Selection of Acid Types to Achieve Uniform Stimulation in Long Laterals of Horizontal Wells

Abstract Horizontal wells with long laterals are being used to develop low-permeability carbonate reservoirs in the world. After completion of a well, acidizing is usually conducted to remove the potential damage caused by drilling and completion. However, in bullheading acid injection, it is usually difficult for the acid to distribute evenly along a lateral due to quick consumption of acid along the wellbore, especially in MRC (Maximum Reservoir Contact) wells or wells with long laterals (>1000m). In many cases the toe area is even left un-stimulated at all.
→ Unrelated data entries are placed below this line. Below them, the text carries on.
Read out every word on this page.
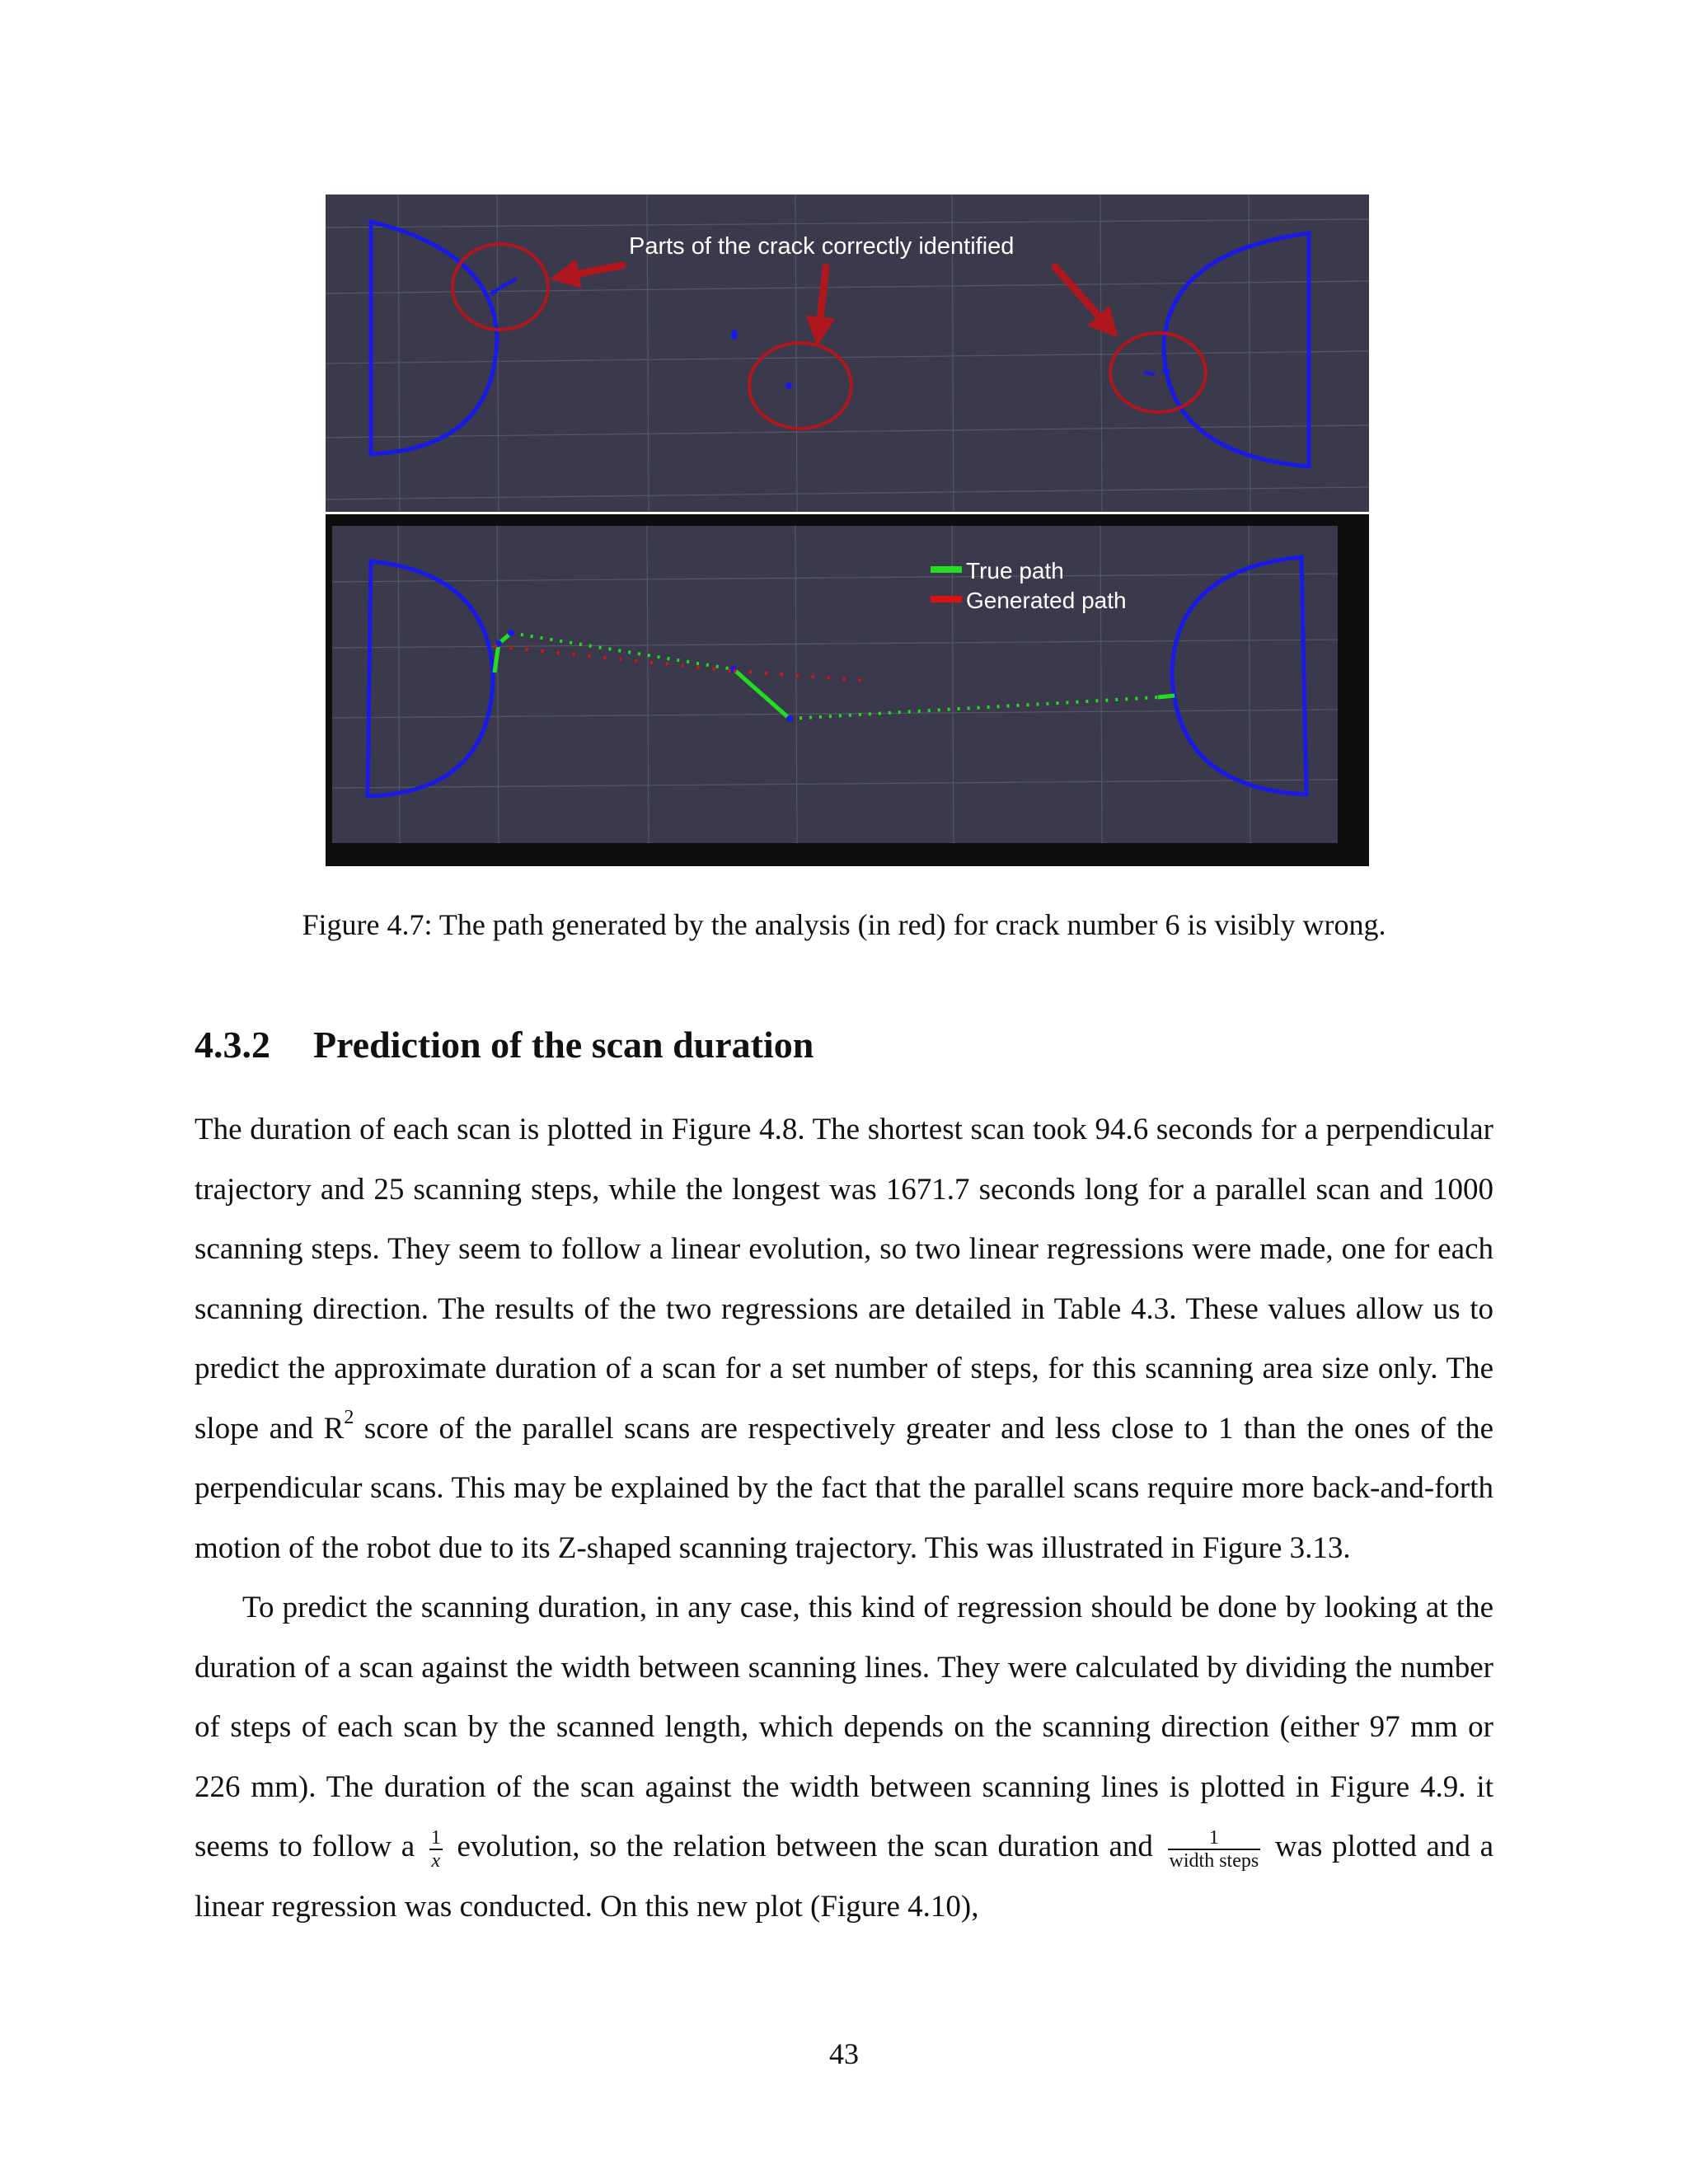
Parts of the crack correctly identified
True path
Generated path
Figure 4.7: The path generated by the analysis (in red) for crack number 6 is visibly wrong.
4.3.2 Prediction of the scan duration

The duration of each scan is plotted in Figure 4.8. The shortest scan took 94.6 seconds for a perpendicular trajectory and 25 scanning steps, while the longest was 1671.7 seconds long for a parallel scan and 1000 scanning steps. They seem to follow a linear evolution, so two linear regressions were made, one for each scanning direction. The results of the two regressions are detailed in Table 4.3. These values allow us to predict the approximate duration of a scan for a set number of steps, for this scanning area size only. The slope and $R^2$ score of the parallel scans are respectively greater and less close to 1 than the ones of the perpendicular scans. This may be explained by the fact that the parallel scans require more back-and-forth motion of the robot due to its Z-shaped scanning trajectory. This was illustrated in Figure 3.13.

To predict the scanning duration, in any case, this kind of regression should be done by looking at the duration of a scan against the width between scanning lines. They were calculated by dividing the number of steps of each scan by the scanned length, which depends on the scanning direction (either 97 mm or 226 mm). The duration of the scan against the width between scanning lines is plotted in Figure 4.9. it seems to follow a $\frac{1}{x}$ evolution, so the relation between the scan duration and $\frac{1}{\text{width steps}}$ was plotted and a linear regression was conducted. On this new plot (Figure 4.10),

43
Different types of retarded acids are being developed in industry to reduce acid consumption rate in order to let them penetrate further, but the effective travelling distances of these acids are never systemically studied and compared, leaving field engineers a difficulty in selecting an acid for a specific well. In our work, the properties of different types of acids in industry are reviewed. A flow and reaction model with consideration of acid flow friction and acid-rock reaction kinetics is established and a method is found to solve it. Five typical cases are run based on the model and the results of an effective acid flowing distance, effective acid reacting distance and effective acid travelling distance are obtained and compared. Based on our study, two principles of selecting acid types for horizontal wells with long laterals are proposed: "flow to the toe" and "react to the toe", which mean the friction of an acid as well as the leak off rate of the acid should be small enough to let the fluid reach the toe under a given injection rate; the diffusion rate of H+ and the acid-rock reaction rate must be small enough to ensure that the acid is still active when it reaches the toe. Four key considerations are proposed regarding acid type selection: acid flow friction, acid leak off rate, mass transfer of H+, and acid-rock reaction rate. A general guideline for the key parameter control and acid type selection to achieve a good acid distribution in the wellbore under different conditions is also shown. Field engineers can use our guideline to select acid candidates initially, and then use our model and program to quantitatively evaluate if the acid can effectively cover the whole lateral length.